Press "Enter" to skip to content

Evolution Fail: These 6 Early Attempts At Binge-Watching Will Make You Glad You Live In 2016

Humanity has been trying to binge-watch effectively for thousands of years, but due to uncomfortable seating, lackluster viewing options, and poor snack choice accompaniments, had been unable to—until recently.

1. Anthropologists believe that members of the close human relative Homo habilis were attempting a Pleistocene-period version of binge-watching when they improvised an early form of television by trapping a weasel inside a hollow tree stump and watching through a small eyehole until it turned into a skeleton.

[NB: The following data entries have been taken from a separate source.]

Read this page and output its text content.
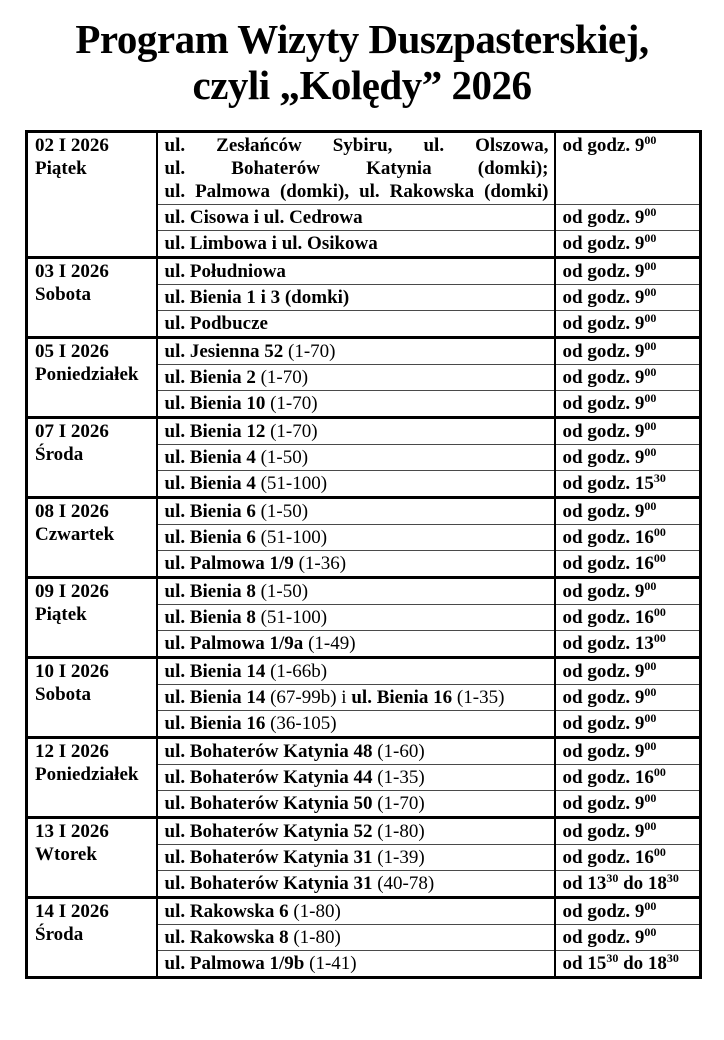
Program Wizyty Duszpasterskiej,
czyli „Kolędy” 2026
02 I 2026
Piątek

ul. Zesłańców Sybiru, ul. Olszowa,
ul. Bohaterów Katynia (domki);
ul. Palmowa (domki), ul. Rakowska (domki)
	od godz. $9^{00}$
	ul. Cisowa i ul. Cedrowa	od godz. $9^{00}$
	ul. Limbowa i ul. Osikowa	od godz. $9^{00}$

03 I 2026
Sobota	ul. Południowa	od godz. $9^{00}$
	ul. Bienia 1 i 3 (domki)	od godz. $9^{00}$
	ul. Podbucze	od godz. $9^{00}$

05 I 2026
Poniedziałek	ul. Jesienna 52 (1-70)	od godz. $9^{00}$
	ul. Bienia 2 (1-70)	od godz. $9^{00}$
	ul. Bienia 10 (1-70)	od godz. $9^{00}$

07 I 2026
Środa	ul. Bienia 12 (1-70)	od godz. $9^{00}$
	ul. Bienia 4 (1-50)	od godz. $9^{00}$
	ul. Bienia 4 (51-100)	od godz. $15^{30}$

08 I 2026
Czwartek	ul. Bienia 6 (1-50)	od godz. $9^{00}$
	ul. Bienia 6 (51-100)	od godz. $16^{00}$
	ul. Palmowa 1/9 (1-36)	od godz. $16^{00}$

09 I 2026
Piątek	ul. Bienia 8 (1-50)	od godz. $9^{00}$
	ul. Bienia 8 (51-100)	od godz. $16^{00}$
	ul. Palmowa 1/9a (1-49)	od godz. $13^{00}$

10 I 2026
Sobota	ul. Bienia 14 (1-66b)	od godz. $9^{00}$
	ul. Bienia 14 (67-99b) i ul. Bienia 16 (1-35)	od godz. $9^{00}$
	ul. Bienia 16 (36-105)	od godz. $9^{00}$

12 I 2026
Poniedziałek	ul. Bohaterów Katynia 48 (1-60)	od godz. $9^{00}$
	ul. Bohaterów Katynia 44 (1-35)	od godz. $16^{00}$
	ul. Bohaterów Katynia 50 (1-70)	od godz. $9^{00}$

13 I 2026
Wtorek	ul. Bohaterów Katynia 52 (1-80)	od godz. $9^{00}$
	ul. Bohaterów Katynia 31 (1-39)	od godz. $16^{00}$
	ul. Bohaterów Katynia 31 (40-78)	od $13^{30}$ do $18^{30}$

14 I 2026
Środa	ul. Rakowska 6 (1-80)	od godz. $9^{00}$
	ul. Rakowska 8 (1-80)	od godz. $9^{00}$
	ul. Palmowa 1/9b (1-41)	od $15^{30}$ do $18^{30}$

2. To take their minds off the 1066 Norman conquest of England, the Anglo-Saxons invented the tuba, put it on a stool and all gathered round to sit in chairs and look at it for hours.

3. In 1590, Shakespeare fans were despondent after learning there was only one play out by him, Two Gentlemen Of Verona, and, insatiable for Shakespeare, they forced actors to perform the play 4,872 times in a row without stopping until he wrote a new one.

4. Back in 1812, binge-watching was actually considered one of the most dangerous options for a date night, as hundreds died after calling their girlfriends over to their canoe and paddling out into the middle of the Atlantic Ocean to spend all night watching naval battles between the United States and British forces.

5. Throughout the 1920s, Prohibition laws led to a rampant increase in binge-watching, which at that point consisted of going into a public square with a partner, putting your mouth near their eyes, and loudly telling entertaining stories.

6. In 2014, binge-watching was done standing behind your television for some reason.